Venture capital funding reduced as industry matures

By Erin Voegele | October 24, 2011

A new analysis completed by Lux Research shows venture funding is slowing in the biochemical and biomaterials market. However, the reduced level of venture capital investments is not bad for the industry. Rather, it shows that the sector is maturing.

According to Lux, startups and investors need to retool their strategies to tap newer opportunities as multibillion-dollar acquisitions and a wave of IPOs indicate an impending end to a boom in the nascent biobased chemicals industry. The report, titled “Seeding Investments in the Next Crop of Bio-Based Materials and Chemicals,” states that the biochemical sector received $3.1 billion in venture funding over the past seven years.

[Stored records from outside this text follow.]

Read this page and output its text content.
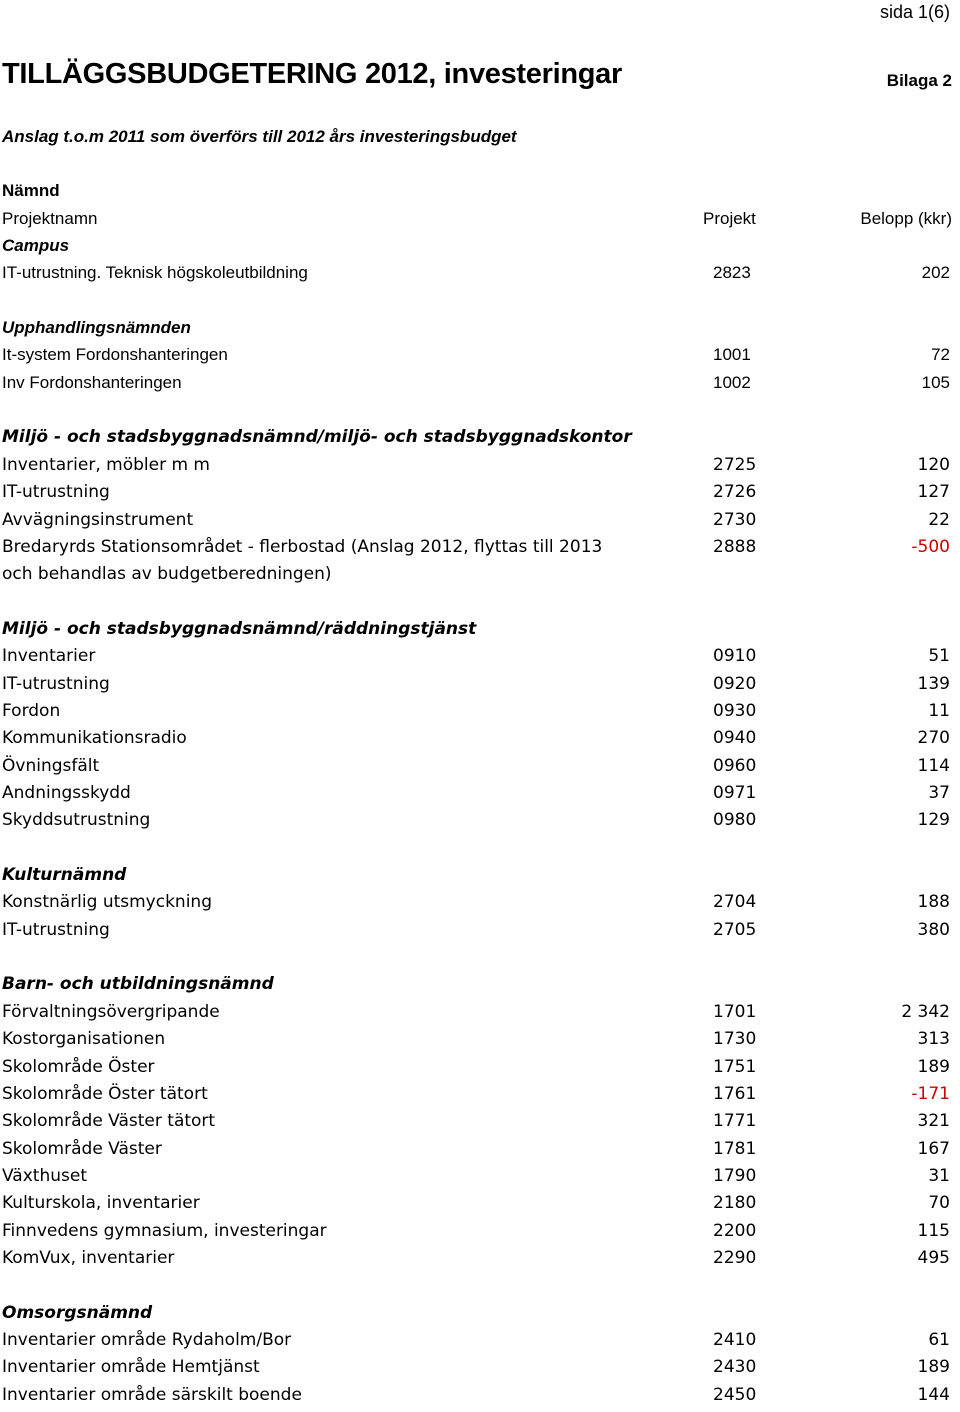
sida 1(6)
TILLÄGGSBUDGETERING 2012, investeringar	Bilaga 2
Anslag t.o.m 2011 som överförs till 2012 års investeringsbudget
Nämnd
Projektnamn	Projekt	Belopp (kkr)
Campus
IT-utrustning. Teknisk högskoleutbildning	2823	202
Upphandlingsnämnden
It-system Fordonshanteringen	1001	72
Inv Fordonshanteringen	1002	105
Miljö - och stadsbyggnadsnämnd/miljö- och stadsbyggnadskontor
Inventarier, möbler m m	2725	120
IT-utrustning	2726	127
Avvägningsinstrument	2730	22
Bredaryrds Stationsområdet - flerbostad (Anslag 2012, flyttas till 2013	2888	-500
och behandlas av budgetberedningen)
Miljö - och stadsbyggnadsnämnd/räddningstjänst
Inventarier	0910	51
IT-utrustning	0920	139
Fordon	0930	11
Kommunikationsradio	0940	270
Övningsfält	0960	114
Andningsskydd	0971	37
Skyddsutrustning	0980	129
Kulturnämnd
Konstnärlig utsmyckning	2704	188
IT-utrustning	2705	380
Barn- och utbildningsnämnd
Förvaltningsövergripande	1701	2 342
Kostorganisationen	1730	313
Skolområde Öster	1751	189
Skolområde Öster tätort	1761	-171
Skolområde Väster tätort	1771	321
Skolområde Väster	1781	167
Växthuset	1790	31
Kulturskola, inventarier	2180	70
Finnvedens gymnasium, investeringar	2200	115
KomVux, inventarier	2290	495
Omsorgsnämnd
Inventarier område Rydaholm/Bor	2410	61
Inventarier område Hemtjänst	2430	189
Inventarier område särskilt boende	2450	144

To complete the research, Lux tracked 177 venture transactions worth $3.14 billion in 79 companies between January 2004 and September 2011. The organization also examined another 49 companies that found funding through nonventure sources.

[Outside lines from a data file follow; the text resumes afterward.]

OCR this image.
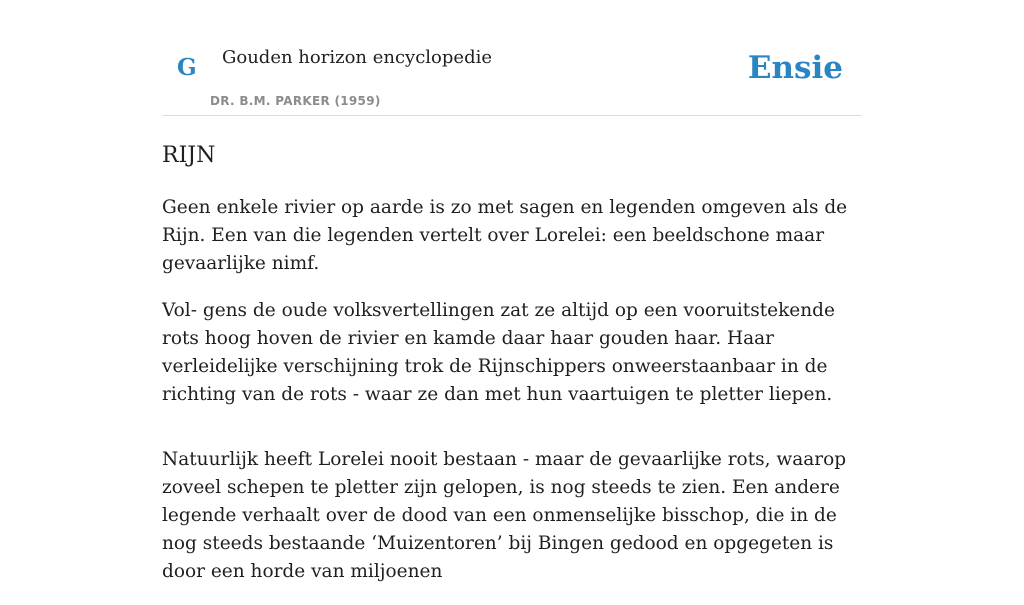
G Gouden horizon encyclopedie
DR. B.M. PARKER (1959)
Ensie
RIJN

Geen enkele rivier op aarde is zo met sagen en legenden omgeven als de Rijn. Een van die legenden vertelt over Lorelei: een beeldschone maar gevaarlijke nimf.

Vol- gens de oude volksvertellingen zat ze altijd op een vooruitstekende rots hoog hoven de rivier en kamde daar haar gouden haar. Haar verleidelijke verschijning trok de Rijnschippers onweerstaanbaar in de richting van de rots - waar ze dan met hun vaartuigen te pletter liepen.

Natuurlijk heeft Lorelei nooit bestaan - maar de gevaarlijke rots, waarop zoveel schepen te pletter zijn gelopen, is nog steeds te zien. Een andere legende verhaalt over de dood van een onmenselijke bisschop, die in de nog steeds bestaande ‘Muizentoren’ bij Bingen gedood en opgegeten is door een horde van miljoenen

Major findings of the analysis show that venture investments in green materials have recovered from the recession. In fact, they rose from $48.9 million in 2004 to a new peak of $806.3 million in 2010. Those investments are on pace to hold steady in 2011. In comparison, venture investments in alternative fuels have dropped 5 percent, while venture capital funding for smart grid, energy storage, and electric vehicles dropped 43 percent.

As the biomaterials and biochemical sectors continue to mature, Mark Bünger, a Lux Research Director and lead author of the report, said that companies are going to have to begin tying funding opportunities more closely to revenue, rather than tying those investments to interesting ideas or technologies. “This doesn’t mean there isn’t any more space for new technologies,” he said. However, he added the new technologies are more likely to represent incremental improvements rather than entirely new processes.

A group of technologies with a higher level of complexity, however, are now beginning to attract more venture capital. Lux’s research points out those newer opportunities lie in artificial photosynthesis, novel molecules, and biomimetic structural materials.

“The one point we really want to make sure to get across is that just because this space is maturing and venture capital will probably peak and start decline, that doesn’t [reflect poorly on the achievements of the industry],” Bünger  said. “That is just how venture capital works. This has been actually a very, very successful set of investments for venture capitalists when you look at the fact that so many companies have [successfully filed for] IPOs, and that there are a few more that either have the potential to go public or be acquired at good valuations.”